Inspiration & Innovation from ING3NIOUS: 3 Takeaways from NorCal 2017

Last week, I enjoyed the privilege of speaking on a panel with distinguished colleagues at the ING3NIOUS 2017 NorCal Information Governance Retreat in Carmel Valley, Calif. Our panel was appointed to discuss TAR and what we, as an industry, have learned about using it in legal matters. This session was one among a series of insightful discussions about the needs, direction, impact and practicality of technology in information governance, data security and electronic discovery. Overall, this retreat inspired, challenged and informed everyone in attendance. The scale and setting is more intimate than some other events, which resulted in a healthy exchange of ideas and challenges from experts and innovators in technology and law.

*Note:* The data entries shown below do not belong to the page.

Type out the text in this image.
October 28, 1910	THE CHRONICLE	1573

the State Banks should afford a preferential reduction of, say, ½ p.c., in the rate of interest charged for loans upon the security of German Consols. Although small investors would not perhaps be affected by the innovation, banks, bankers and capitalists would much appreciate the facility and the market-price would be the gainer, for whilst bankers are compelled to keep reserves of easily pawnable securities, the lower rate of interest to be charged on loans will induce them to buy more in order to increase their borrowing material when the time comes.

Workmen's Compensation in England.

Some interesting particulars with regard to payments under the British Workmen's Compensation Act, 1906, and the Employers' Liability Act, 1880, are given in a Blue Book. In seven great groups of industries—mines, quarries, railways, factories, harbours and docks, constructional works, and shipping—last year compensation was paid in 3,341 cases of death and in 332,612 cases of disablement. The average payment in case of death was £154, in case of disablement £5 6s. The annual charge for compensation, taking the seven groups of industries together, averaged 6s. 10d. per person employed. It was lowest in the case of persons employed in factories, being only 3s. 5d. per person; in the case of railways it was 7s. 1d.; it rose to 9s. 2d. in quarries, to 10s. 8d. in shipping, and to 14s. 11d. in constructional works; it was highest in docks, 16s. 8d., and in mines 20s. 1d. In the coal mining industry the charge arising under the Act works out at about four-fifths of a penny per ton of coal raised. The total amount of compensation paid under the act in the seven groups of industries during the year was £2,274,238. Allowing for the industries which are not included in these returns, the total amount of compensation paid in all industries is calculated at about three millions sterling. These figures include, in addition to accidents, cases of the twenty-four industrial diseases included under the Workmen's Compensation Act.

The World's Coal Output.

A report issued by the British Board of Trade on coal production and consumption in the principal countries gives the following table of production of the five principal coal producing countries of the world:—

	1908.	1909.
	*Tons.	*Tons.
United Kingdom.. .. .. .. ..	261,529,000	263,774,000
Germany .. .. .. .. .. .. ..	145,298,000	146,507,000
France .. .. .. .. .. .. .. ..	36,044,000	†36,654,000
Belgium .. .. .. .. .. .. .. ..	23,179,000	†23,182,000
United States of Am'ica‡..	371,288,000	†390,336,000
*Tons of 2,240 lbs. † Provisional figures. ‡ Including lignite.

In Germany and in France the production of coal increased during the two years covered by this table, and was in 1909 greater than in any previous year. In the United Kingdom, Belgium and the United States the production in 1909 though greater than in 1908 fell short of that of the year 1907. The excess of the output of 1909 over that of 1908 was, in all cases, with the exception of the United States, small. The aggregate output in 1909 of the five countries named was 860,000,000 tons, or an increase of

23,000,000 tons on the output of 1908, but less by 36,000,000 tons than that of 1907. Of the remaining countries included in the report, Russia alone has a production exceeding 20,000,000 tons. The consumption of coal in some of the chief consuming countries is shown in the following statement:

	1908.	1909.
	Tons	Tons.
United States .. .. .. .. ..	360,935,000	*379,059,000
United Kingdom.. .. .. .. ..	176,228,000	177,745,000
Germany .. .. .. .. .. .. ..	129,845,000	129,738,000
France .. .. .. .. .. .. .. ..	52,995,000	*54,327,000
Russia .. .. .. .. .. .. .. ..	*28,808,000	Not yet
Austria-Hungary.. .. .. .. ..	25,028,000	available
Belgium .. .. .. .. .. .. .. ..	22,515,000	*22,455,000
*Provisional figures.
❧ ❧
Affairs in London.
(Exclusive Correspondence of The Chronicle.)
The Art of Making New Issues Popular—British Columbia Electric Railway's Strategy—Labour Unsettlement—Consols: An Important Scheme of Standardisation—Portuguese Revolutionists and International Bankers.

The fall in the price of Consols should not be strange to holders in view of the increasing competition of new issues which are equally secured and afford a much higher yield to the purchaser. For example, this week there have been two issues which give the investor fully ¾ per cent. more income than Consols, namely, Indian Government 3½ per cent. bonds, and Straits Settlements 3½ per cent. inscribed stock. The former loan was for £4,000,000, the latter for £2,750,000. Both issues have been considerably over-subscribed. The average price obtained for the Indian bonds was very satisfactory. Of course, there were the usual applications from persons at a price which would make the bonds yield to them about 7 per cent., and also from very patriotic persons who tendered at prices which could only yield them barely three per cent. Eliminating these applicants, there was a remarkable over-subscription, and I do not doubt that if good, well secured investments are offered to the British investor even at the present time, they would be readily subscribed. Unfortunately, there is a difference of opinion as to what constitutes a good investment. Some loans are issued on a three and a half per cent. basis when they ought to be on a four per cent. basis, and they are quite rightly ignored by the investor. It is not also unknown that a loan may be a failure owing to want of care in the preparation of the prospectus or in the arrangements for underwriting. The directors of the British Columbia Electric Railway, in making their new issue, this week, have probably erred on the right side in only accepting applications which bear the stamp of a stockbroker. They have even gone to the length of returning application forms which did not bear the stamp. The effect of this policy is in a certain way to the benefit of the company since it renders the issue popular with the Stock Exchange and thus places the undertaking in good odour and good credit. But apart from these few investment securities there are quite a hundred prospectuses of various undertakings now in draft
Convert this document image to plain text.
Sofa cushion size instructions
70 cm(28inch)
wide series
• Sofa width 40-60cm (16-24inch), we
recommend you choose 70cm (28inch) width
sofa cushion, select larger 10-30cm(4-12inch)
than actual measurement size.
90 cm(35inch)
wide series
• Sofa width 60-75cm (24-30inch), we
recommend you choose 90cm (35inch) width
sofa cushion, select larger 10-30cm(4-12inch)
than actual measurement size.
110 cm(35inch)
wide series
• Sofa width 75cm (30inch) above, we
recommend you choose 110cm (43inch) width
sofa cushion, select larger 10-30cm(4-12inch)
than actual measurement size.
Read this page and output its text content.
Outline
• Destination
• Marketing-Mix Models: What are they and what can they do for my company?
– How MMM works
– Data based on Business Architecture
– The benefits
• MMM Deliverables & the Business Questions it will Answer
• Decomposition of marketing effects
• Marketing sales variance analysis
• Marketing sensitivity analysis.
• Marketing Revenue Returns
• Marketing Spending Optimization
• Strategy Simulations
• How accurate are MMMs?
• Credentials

Amongst the many great stories and lessons learned, I walked away from the retreat with three major observations.

#1 There’s more work to do with Technology Assisted Review.

As mentioned in my prior blog post, predictive coding and Technology Assisted Review are commonly accepted at this point. Nevertheless, stakeholders continue to evaluate, and have a healthy debate about, the conflicts and merits of related topics such as the appropriate level of disclosure and incorporation of traditional keyword search. Meanwhile, most of the technology itself has had only one major revolution in its 10 years of use. Namely, the ascent from Simple Active Learning (i.e., the first generation of predictive coding) to Continuous Active Learning. Of course, I am honored to be part of a respected and select field of leaders and innovators in predictive coding solutions to deliver these types of enhancements and much more. After synthesizing the discussion from a few of the panels at the NorCal Retreat, it is apparent that while the sufficiency of productions resulting from predictive coding endeavors remain largely unchallenged, there are a number of opportunities for on-going development and enhancement of predictive analytics, which will require a critical focus on both operability and underlying technology to maintain defensibility and enable counsel to focus on the most important content.

#2 Business processes conflict with situational nuances.

Corporate data has tremendous value to be protected and yet to be derived. In fact, there might even be an opportunity cost to not measuring and assigning an intrinsic value to the data itself. For example, consider valuation of data protected from or subject to a breach. Imagine the insurability of data itself under a commonly accepted valuation model. Meanwhile, a practical path to this idea seems as elusive as substantial application of retention policies to electronically stored information. In fact, trends and sentiments continue to suggest that information retrieval and classification are superseding data destruction priorities as search and analytics technology becomes more precise and computing capacity continues to expand. Many reasonably contend that there is risk in letting old data pile up and rightfully cite the fact that 85 percent of corporate data could be redundant, obsolete or trivial. Others contend volume should not dictate value because losing one good item amongst 20 records matters to some. All of these points demonstrate the natural and on-going tension between the demands of disputes and investigations amidst corporate governance in the information age. While information governance professionals, corporate electronic discovery managers, in-house legal operations and technology companies increasingly strive to manage legal matters and electronic discovery in a manner similar to other business processes, outside counsel cautiously, and almost unilaterally, operate around the variables and nuances of different cases and situations, strongly advocating for approaches that are tuned to the situation.

#3 We all hope and need to unify and streamline.

Despite the complications mentioned above, everyone’s strong conviction is that a more effective and consistent set of solutions can be realized. The give-and-take between customized solutions, new technology, preferred providers and pre-defined solutions means there is still a lot of opportunity along with the challenges. Each organization is aiming to adopt and provide unified processes and innovative technology with practical capabilities across the spectrum of information management, data security, case administration, project management and electronic discovery. For every firm or corporation that selects a solution, there are still others with strong preferences and compelling features and value propositions. There is a lot of room, and perhaps even an acute need, to coalesce around a more concise, stable and sustainable portfolio of technology-enabled solutions. This need will continue to ignite outstanding conferences and working groups like Ing3nious (and Sedona, ILTA, EDI, ERDM, ACEDS, IGI, WiE, etc.), where legal and technology professionals can propel the conversations and initiatives associated with these opportunities in our industry.